地域も現在住んでいる地域だけではなく、転勤先の転職情報を事前に詳しく入手することが可能なので、まず情報を集めて吟味してから、転職活動を始めたい人にもおすすめです。

もちろんエージェントに頼めば、履歴書や職務経歴書の添削をしてもらうことも可能です。その場合も、面談形式だけではなくメールや電話での添削もしてもらえるので、なかなか書類選考を通ることができない人は一度相談してみると良いでしょう。

マイナビ薬剤師

マイナビ薬剤師

マイナビ薬剤師は近年力を付けている薬剤師向けの転職エージェントで、利用者満足度が高いことで有名です。
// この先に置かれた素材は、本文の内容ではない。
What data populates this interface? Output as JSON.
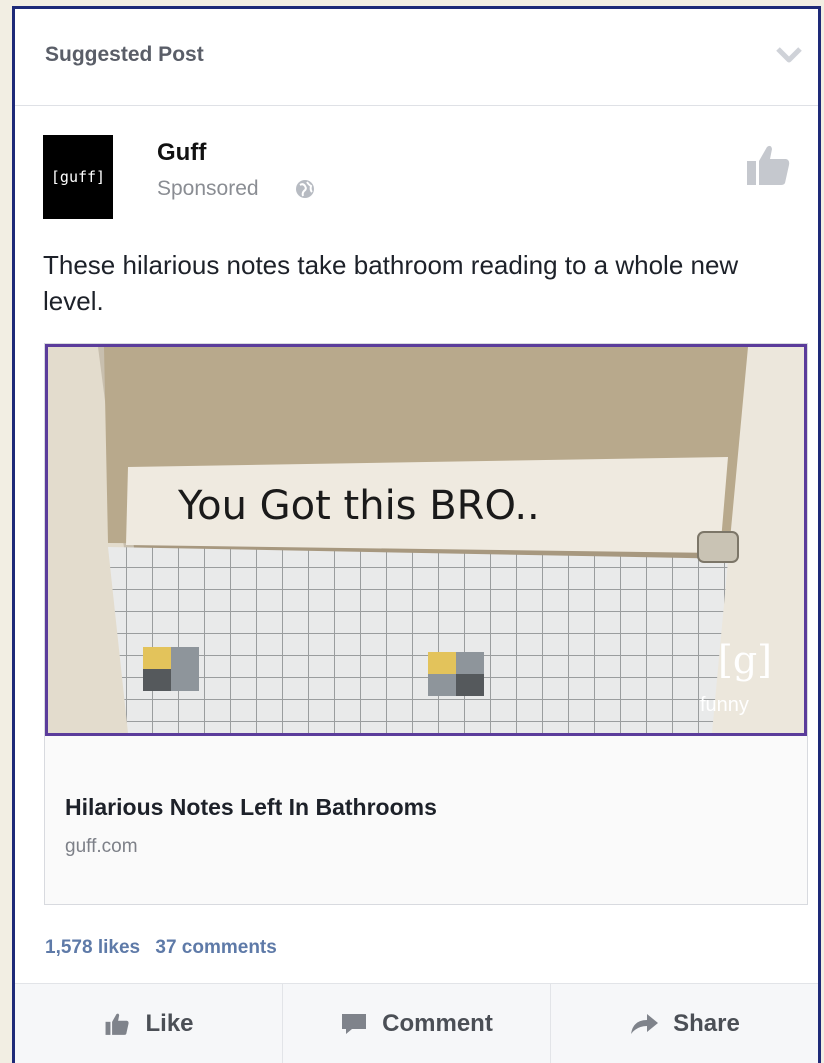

一般の会社員の転職や新卒の就職をあっせんしているノウハウがあり、製薬会社に強いパイプを持っています。このため調剤薬局や病院、ドラッグストアだけではなく、製薬会社のMRへの転職を希望している人は登録しておくと良いでしょう。

非公開求人の数も多く、転職サイトを利用せずに転職活動するよりも、かなり多くの求人を目にすることができます。

エージェントによるサポート体制も充実していて、履歴書や職務経歴書の添削だけではなく面接の対策もしてもらえます。どのような質問に備えておくべきかといったことも教えてもらえるので、転職活動が不安な人は利用してみましょう。

薬剤師転職の履歴書はミスをしないことが大切!転職のプロに頼りながら、作っていこう!

調剤業務は患者の健康を守る役割から、細心の注意を払うことが求められる薬剤師です。そのため、履歴書や職務経歴書に不備やミスがあると注意力散漫とみなされて、それだけでマイナスイメージを持たれてしまう可能性もあります。

薬剤師として転職をしたい場合は、企業のことを調べるのはもちろん、ミスのない履歴書を作成するよう心掛けましょう。時にはプロの力も借りながら、志望先に応じた履歴書・職務経歴書を作成するのが転職活動において非常に重要です。